When it detects an unhealthy target, it stops routing traffic to that target. It also handles connection draining, so that in-flight requests have time to terminate when the target is deregistering or unhealthy. This is useful for seamlessly doing maintenance tasks like software upgrades with minimal disruption
-
Monitors metrics such as throughput, CPU and memory utilisation of its targets.
-
Dynamically scales itself and its backends, based on auto-scaling rules.
An Elastic Load Balancer (ELB) is designed to be highly-available across multiple AZs and abstracts away scaling itself.
-
Can handle connection multiplexing.
Requests from multiple clients on multiple front-end connections can be routed to a given target through a single backend connection.
-
Can offload user authentication, including federated providers.
-
Can offloads encryption and decryption (SSL termination) from its registered targets.
Benefits of LB
- Makes the system more fault-tolerant
- Actively monitors the system
- Is a line of defence against network attacks
- Improves latency and reduces the load on its targets
How LB routes requests
-
The client resolves the LB’s domain name using a DNS server. DNS servers return one or more IP addresses of the LB nodes.
These IP addresses can be remapped quickly in response to changing traffic. The DNS entry also specifies the TTL (e.g. 60 seconds). For lengthy operations, such as file uploads, the idle timeout for connections should be adjusted to ensure they have time to complete.
-
The client determines which IP address to use to send requests to the load balancer.
-
The LB node receives the request, selects a healthy registered target and sends the request to the target using its private IP address.
How LB selects a target
-
Least Connection Method or Least Outstanding Requests (LOR)
Directs traffic to the server with the fewest active connections (or pending, unfinished requests). Useful when there are a large number of persistent client connections which are unevenly distributed between the servers. AWS has recently introduced LOR support for ALB.
-
Least Response Time Method
Directs traffic to the server with the fewest active connections and the lowest average response time.
-
Least Bandwidth Method
Selects the server that is currently serving the least amount of traffic measured in megabits per second (Mbps).
-
Round Robin Method
Cycles through a list of servers and sends each new request to the next server. When it reaches the end of the list, it starts over at the beginning. It is most useful when the servers are of equal specification and there are not many persistent connections. Round Robin is the most commonly used algorithm.
-
Weighted Round Robin Method
Handles servers with different processing capacities. Each server is assigned a weight (an integer value that indicates the processing capacity). Servers with higher weights receive new connections before those with less weights and servers with higher weights get more connections than those with less weights.

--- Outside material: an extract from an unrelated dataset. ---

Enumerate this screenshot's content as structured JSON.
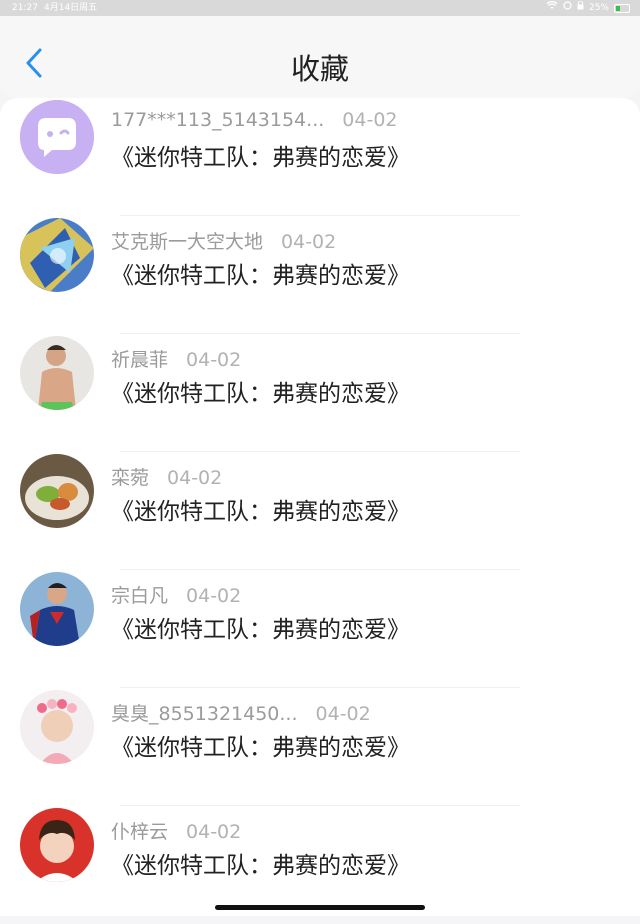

6) IP Hash: a hash of the IP address of the client is calculated to redirect the request to a server.
LB alternative
An alternative to classic load balancers is a service mesh architecture, explained in Define your API. A service mesh improves service-to-service communication.
A service mesh is a separate entity that manages each inbound and outbound request to control security (encryption), identity, observability (logging, tracing), error handling and load balancing outside application code.
It is implemented as a proxy server which runs alongside each replica of a service, on the same VM, host, pod etc.
A service mesh architecture is suitable for organisations where all teams are aligned on their architecture, have control over all the services (i.e. no external third-party services) and are able to share the same Certificate Authority (CA) between services (although multiple CAs can be used).
- DNS load balancing, see DNS routing options
- An external LB for web servers
- An internal LB for application servers
- An internal LB for databases
- A self-balancing service mesh architecture
Determine the OSI layer the LB operates at.
Open Systems Interconnection Model |
-
Network Load Balancer (NLB) at Layer 4
- For ultra-low latency and high throughput handles millions of requests per second
- Handles sudden volatile traffic patterns
- Supports static Elastic IP address, useful for IP whitelisting
- Supports UDP for IoT, gaming, streaming, media transfers
-
Application Load Balancer (ALB) at Layer 7
- Has visibility over the HTTP request to create custom routing based on request headers, query params, source IP CIDR etc.
- Serve multiple domains with SNI and custom routing based on path
- Supports session affinity (sticky sessions) to route request from the same client to the same target
- Can send a fixed response from the ALB, without a backend
- Supports offloading user authentication to the ALB
- Can perform redirects directly from the ALB, e.g.
HTTP
→HTTPS
- Supports slow start to give new targets some time to warm up before receiving requests
- Supports Lambdas as targets
Setup health checks for targets.
The LB periodically pings its targets to check their health and avoid sending traffic to unhealthy instances. A health check can be configured with:
- a protocol, e.g. HTTP or HTTPs
- a port
- a path, e.g.
/healthy
- an interval between checks
- a threshold to count the number of consecutive successful checks
- a timeout for failed checks
- a success status code
Setup auto-scaling for target groups.
LB auto scaling targets |
Multiple targets (instances, IP addresses, containers etc.) can be grouped together into a Target Group, for easier configuration. Each target group can have auto-scaling policies for scaling in and out, that specify how to add and remove instances when demand changes. A LB can route requests to multiple Target Groups.
Auto-scaling provides high-availability e.g. across AZs and redundancy. It also performs status checks on instances which can be combined with the health checks from the LB.
- Setup steady scaling with a minimum and desired count of targets
- Setup scheduled scaling for predictable load changes, e.g. daily peaks or seasonal
- Setup dynamic scaling in response of metrics like CPU utilisation above a threshold
Check if logging and monitoring is enabled.
- Enable metrics
- Enable access logs
- Enable request tracing